Bookmark and Share
The future is now

Manship’s Digital Media Initiative embraces the new.

 

While other mass comm programs scramble to keep up in an era of apps, tweets, timelines, likes, pings and pokes, a team of scholars in the Manship School is taking the initiative in providing a blueprint for the future. With the rapid rise of digital, mobile and social media, audiences can access, share and even create media content when they want, how they want and wherever they want. The Digital Media Initiative (DMI) is addressing these monumental changes by taking steps to establish the Manship School as a digital leader.

 

Last year associate professor Lance Porter headed up a committee of Manship and LSU faculty who spent the entire academic year examining how industry and academia are addressing digital. Manship teams traveled to New York City and Washington, D.C. to meet with representatives from the New York Times, PepsiCo, Big Spaceship, 60 Minutes, Hearst, the USA Today, CBS News, NBC News, the Obama digital team, and the digital staff from Speaker of the House John Boehner among many others.  

 

"We went in with a simple question. 'What should our students know about digital for you to want to hire them?,’" says Porter.

 

Between trips to New York and DC, the committee took a close look at how the top 178 mass comm programs were approaching digital and put together a "top ten" list of steps to establish the Manship School as a digital leader. At the top of the list was dedicating an official space to the study of digital media.

 

Still a work in progress, the DMI Lab is an open workspace within the Manship School where students, faculty and industry will collaborate on the study and development of the future of mass communication. Here students and faculty will work with industry to create digital, social and mobile platforms and to study these platforms' effects on audiences. Conceptualized as a combination work and research space, the lab features three walls covered in dry-erase paint, with the fourth wall featuring an Internet-enabled and Web conference-ready television featuring both Google TV and Apple TV platforms.

 

"In the past, when you would build a space like this, you would see a room full of computers.
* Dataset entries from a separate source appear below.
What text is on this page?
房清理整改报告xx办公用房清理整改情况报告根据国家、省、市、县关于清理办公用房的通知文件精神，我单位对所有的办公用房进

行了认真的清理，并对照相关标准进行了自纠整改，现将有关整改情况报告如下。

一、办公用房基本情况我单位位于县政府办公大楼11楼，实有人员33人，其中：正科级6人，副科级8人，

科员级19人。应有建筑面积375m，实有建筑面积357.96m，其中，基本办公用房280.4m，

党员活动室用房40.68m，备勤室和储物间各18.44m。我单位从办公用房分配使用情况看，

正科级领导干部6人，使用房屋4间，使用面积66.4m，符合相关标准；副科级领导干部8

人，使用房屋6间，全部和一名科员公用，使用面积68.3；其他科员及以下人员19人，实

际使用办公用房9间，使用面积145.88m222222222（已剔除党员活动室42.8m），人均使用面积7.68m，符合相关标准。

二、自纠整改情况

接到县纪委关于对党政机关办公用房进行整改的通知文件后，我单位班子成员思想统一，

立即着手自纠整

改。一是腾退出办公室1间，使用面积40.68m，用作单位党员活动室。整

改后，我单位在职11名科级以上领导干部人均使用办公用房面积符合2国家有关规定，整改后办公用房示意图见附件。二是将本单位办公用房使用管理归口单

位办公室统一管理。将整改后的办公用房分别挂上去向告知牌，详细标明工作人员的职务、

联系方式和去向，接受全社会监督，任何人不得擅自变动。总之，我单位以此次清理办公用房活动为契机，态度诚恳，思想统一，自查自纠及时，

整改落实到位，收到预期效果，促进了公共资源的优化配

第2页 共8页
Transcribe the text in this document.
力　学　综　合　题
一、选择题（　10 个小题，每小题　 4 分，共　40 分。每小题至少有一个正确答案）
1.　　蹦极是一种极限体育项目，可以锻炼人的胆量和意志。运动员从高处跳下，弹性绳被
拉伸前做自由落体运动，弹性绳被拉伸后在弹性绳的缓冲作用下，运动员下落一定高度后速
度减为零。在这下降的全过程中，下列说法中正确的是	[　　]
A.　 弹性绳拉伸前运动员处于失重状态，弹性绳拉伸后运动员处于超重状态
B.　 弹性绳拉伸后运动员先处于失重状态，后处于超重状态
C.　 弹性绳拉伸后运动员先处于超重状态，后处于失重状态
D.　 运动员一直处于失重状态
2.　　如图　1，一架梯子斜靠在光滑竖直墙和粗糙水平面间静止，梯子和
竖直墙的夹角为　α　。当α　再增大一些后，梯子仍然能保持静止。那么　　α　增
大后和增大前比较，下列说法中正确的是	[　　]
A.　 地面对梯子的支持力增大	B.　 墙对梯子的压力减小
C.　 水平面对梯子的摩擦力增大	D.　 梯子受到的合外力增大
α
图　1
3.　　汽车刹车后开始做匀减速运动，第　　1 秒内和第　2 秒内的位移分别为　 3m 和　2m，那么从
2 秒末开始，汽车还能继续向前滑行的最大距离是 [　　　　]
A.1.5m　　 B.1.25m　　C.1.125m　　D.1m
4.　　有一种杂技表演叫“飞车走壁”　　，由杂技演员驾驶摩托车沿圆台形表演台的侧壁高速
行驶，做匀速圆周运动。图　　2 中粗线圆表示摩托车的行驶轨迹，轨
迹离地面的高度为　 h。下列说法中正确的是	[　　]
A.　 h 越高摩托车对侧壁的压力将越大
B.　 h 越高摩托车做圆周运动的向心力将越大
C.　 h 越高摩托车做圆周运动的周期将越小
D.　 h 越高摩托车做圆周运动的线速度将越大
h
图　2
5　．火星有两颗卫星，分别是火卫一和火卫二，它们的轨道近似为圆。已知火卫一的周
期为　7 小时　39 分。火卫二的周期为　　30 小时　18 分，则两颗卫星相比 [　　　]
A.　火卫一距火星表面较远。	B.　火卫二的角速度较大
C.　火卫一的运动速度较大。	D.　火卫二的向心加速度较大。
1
However, our focus is on a post-PC world, and mobile is the future," says Porter.

 

The DMI committee continues their work this year to revamp the Manship School's teaching, research and service. Currently, the DMI is working to add new digital coursework at the graduate and undergraduate level, to establish formal industry connections and to assist in recruiting and hiring digitally-oriented faculty. 

 

Manship School faculty are embracing the DMI and have already voted to add a digital media/social media course into the undergraduate curriculum.